The widespread involvement in the Syrian conflict of the Hezbollah, the Lebanese Shi’ite Islamist militia, alongside government troops in the offensive against the opposition-held stronghold Qusayr has resulted in an increasing spill-over of the Syrian conflict into Lebanon. On 2 June, the first major clashes between Lebanese Hezbollah militiamen and Syrian opposition fighters inside Lebanese territory resulted in the deaths of at least 15 fighters near the eastern town of Baalbek.

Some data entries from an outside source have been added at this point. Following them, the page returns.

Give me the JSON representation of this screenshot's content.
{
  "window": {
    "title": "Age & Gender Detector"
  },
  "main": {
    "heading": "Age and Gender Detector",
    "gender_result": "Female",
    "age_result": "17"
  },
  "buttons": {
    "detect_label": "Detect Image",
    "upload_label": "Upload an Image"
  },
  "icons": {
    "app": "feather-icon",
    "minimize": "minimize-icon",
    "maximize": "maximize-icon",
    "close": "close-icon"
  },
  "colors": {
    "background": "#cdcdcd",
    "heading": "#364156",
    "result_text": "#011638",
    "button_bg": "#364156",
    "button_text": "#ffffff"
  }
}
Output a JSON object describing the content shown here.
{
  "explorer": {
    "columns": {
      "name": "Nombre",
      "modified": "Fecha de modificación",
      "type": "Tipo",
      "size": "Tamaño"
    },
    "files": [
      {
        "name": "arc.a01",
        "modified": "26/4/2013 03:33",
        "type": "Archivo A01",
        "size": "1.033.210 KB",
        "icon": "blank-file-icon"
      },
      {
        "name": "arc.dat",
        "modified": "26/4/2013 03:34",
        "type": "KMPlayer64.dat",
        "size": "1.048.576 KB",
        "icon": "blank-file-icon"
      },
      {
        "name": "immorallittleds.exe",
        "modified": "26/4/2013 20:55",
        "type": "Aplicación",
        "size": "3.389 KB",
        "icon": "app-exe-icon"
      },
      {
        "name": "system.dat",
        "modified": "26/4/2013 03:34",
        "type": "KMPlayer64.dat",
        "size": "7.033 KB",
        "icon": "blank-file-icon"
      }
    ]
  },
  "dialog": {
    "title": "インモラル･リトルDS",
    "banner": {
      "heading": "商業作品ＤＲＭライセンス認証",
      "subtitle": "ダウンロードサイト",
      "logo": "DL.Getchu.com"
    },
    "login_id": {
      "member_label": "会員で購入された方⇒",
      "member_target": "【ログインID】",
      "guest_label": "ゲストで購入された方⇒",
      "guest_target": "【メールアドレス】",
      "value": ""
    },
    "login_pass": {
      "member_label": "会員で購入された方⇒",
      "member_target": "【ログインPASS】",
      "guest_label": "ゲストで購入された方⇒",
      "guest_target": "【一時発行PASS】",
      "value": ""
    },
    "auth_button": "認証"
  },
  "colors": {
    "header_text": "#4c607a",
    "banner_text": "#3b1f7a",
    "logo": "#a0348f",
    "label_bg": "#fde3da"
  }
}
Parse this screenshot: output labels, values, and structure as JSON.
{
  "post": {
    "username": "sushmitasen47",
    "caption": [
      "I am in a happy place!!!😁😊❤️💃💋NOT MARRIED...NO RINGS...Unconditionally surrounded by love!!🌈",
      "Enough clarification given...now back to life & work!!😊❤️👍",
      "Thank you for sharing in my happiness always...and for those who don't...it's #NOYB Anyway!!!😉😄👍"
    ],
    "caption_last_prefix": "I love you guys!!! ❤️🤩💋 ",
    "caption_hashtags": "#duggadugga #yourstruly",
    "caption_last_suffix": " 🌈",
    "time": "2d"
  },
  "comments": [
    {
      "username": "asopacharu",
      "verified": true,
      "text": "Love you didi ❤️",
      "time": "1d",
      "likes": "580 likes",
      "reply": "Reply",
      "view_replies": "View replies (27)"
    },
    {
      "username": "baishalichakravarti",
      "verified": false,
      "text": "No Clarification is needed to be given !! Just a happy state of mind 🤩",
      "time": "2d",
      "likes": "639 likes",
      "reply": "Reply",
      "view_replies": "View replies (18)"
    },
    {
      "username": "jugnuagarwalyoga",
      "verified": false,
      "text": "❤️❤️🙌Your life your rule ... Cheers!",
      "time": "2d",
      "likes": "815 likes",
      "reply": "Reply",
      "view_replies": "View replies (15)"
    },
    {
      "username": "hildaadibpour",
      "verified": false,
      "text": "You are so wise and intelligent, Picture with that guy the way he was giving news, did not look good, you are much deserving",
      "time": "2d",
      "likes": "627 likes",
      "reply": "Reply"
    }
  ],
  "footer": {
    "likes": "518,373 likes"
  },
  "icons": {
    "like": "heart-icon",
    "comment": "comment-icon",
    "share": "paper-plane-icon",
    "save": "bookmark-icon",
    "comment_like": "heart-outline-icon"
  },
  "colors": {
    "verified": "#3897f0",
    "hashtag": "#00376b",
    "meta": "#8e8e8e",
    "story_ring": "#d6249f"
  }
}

In Mali, the army started a new military offensive to re-establish control of Kidal, which has been held by the National Movement for the Liberation of Azawad (MNLA) since February. Talks scheduled to be held on 7 June between Malian authorities and the MNLA have been postponed indefinitely.
FAO reported this week that 600,000 people are severely food insecure in Guinea while an additional 1.7 million are at risk of food insecurity. In addition, more than 50 people have been killed in the country in three months of clashes between protesters and security forces in the run up for legislative elections scheduled for 30 June.